In my previous column, I had addressed the issue of how, as children, at times, there is a lot in your plate – mostly imposed by parents – until you finish middle school. It occurred to me that there is another side to the problem of plenty as you enter high school. It is not parents who push you to take up more than what you can handle, but you often self-create a recipe of pressure in the name of building up a robust resume for college admissions.

While it gives me immense joy to see young minds coming together to take up macro issues and find resolution to them, and it amazes me to see how resourceful you are in terms of intellect and ingenuity, it also worries me that you may be biting more than you can chew. An enthusiastic teenager I know excels at everything she puts her mind on, taking up projects and activities at school without the smallest hesitation, staying back for extended hours, sitting up late to finish tasks – all with the intention of adding value to her CV and to prove herself as a worthy candidate in the future.
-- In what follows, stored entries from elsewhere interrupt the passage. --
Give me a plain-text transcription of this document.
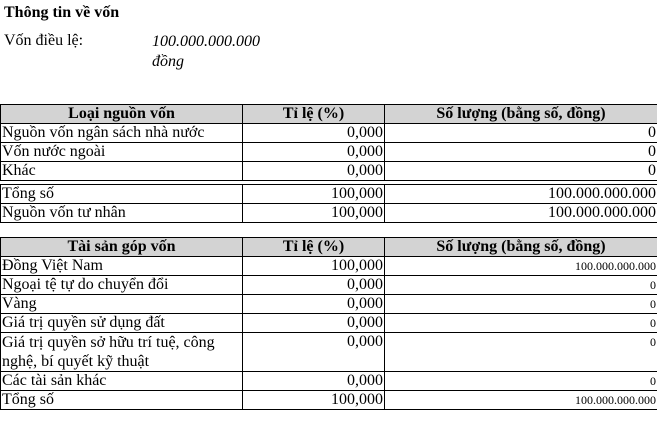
Thông tin về vốn
Vốn điều lệ:	100.000.000.000
đồng
Loại nguồn vốn	Tỉ lệ (%)	Số lượng (bằng số, đồng)
Nguồn vốn ngân sách nhà nước	0,000	0
Vốn nước ngoài	0,000	0
Khác	0,000	0

Tổng số	100,000	100.000.000.000
Nguồn vốn tư nhân	100,000	100.000.000.000
Tài sản góp vốn	Tỉ lệ (%)	Số lượng (bằng số, đồng)
Đồng Việt Nam	100,000	100.000.000.000
Ngoại tệ tự do chuyển đổi	0,000	0
Vàng	0,000	0
Giá trị quyền sử dụng đất	0,000	0
Giá trị quyền sở hữu trí tuệ, công nghệ, bí quyết kỹ thuật	0,000	0
Các tài sản khác	0,000	0
Tổng số	100,000	100.000.000.000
I could sense that fatigue that was creeping up on her, yet the will to persist and do exceptional was so strong that she pushed her boundaries, convincing herself that it was for the right purpose. She had naysayers from her past to prove wrong; there was a present in which she had to be relevant and a future where she had to wear many hats.
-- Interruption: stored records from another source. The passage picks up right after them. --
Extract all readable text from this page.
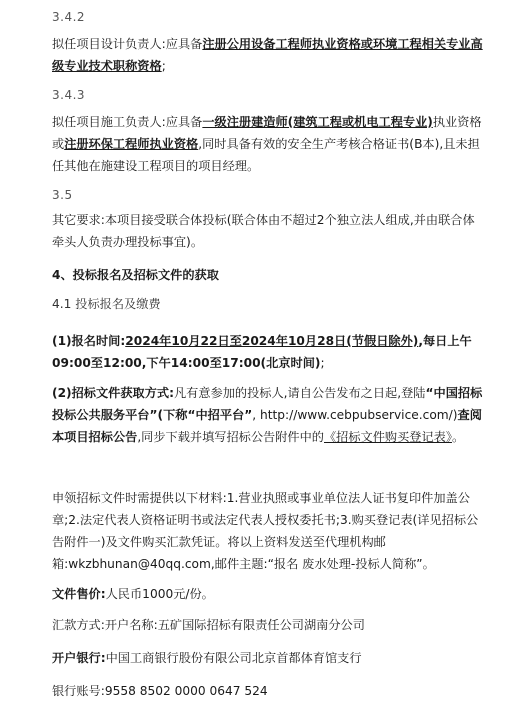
3.4.2
拟任项目设计负责人:应具备注册公用设备工程师执业资格或环境工程相关专业高级专业技术职称资格;
3.4.3
拟任项目施工负责人:应具备一级注册建造师(建筑工程或机电工程专业)执业资格或注册环保工程师执业资格,同时具备有效的安全生产考核合格证书(B本),且未担任其他在施建设工程项目的项目经理。
3.5
其它要求:本项目接受联合体投标(联合体由不超过2个独立法人组成,并由联合体牵头人负责办理投标事宜)。
4、投标报名及招标文件的获取
4.1 投标报名及缴费
(1)报名时间:2024年10月22日至2024年10月28日(节假日除外),每日上午09:00至12:00,下午14:00至17:00(北京时间);
(2)招标文件获取方式:凡有意参加的投标人,请自公告发布之日起,登陆“中国招标投标公共服务平台”(下称“中招平台”, http://www.cebpubservice.com/)查阅本项目招标公告,同步下载并填写招标公告附件中的《招标文件购买登记表》。
申领招标文件时需提供以下材料:1.营业执照或事业单位法人证书复印件加盖公章;2.法定代表人资格证明书或法定代表人授权委托书;3.购买登记表(详见招标公告附件一)及文件购买汇款凭证。将以上资料发送至代理机构邮箱:wkzbhunan@40qq.com,邮件主题:“报名 废水处理-投标人简称”。
文件售价:人民币1000元/份。
汇款方式:开户名称:五矿国际招标有限责任公司湖南分公司
开户银行:中国工商银行股份有限公司北京首都体育馆支行
银行账号:9558 8502 0000 0647 524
The pressure to perform (outside of academics) was self-created to carve a niche, but was it truly warranted?

She ‘got over-whelmed’ (the regular phrase we use for burnouts), and quietly crumbled; her academics suffered and before too late, she took a hiatus from all that hindered her real goal – studies.

Success is different things to different people. Your definition of it need not fit anyone else’s. Neither do you have squeeze yourself into the straightjacket others have made. Find out what you want to do without marring your sanity and stability, without falling into the traps of popular stereotypes, without walking into the landmines of peer pressure.

Do what you love to do, stretching without breaking. In the grand scheme of things, happiness and peace is not about how rich your CV is, but how healthy your mind and spirit is. Sing if you like; write if you enjoy; be a part of bigger things if they satisfy your soul.

The world will advise you otherwise. It will exhort you to kill yourself for honours. But you must know better. I have faith in your inelligence and judgement. As teens of new times, you know much more than what I knew when I was your age. You’ll know what’s good for you. Be prudent in your choices and be kind to yourself. Until next, keep growing. And keep glowing.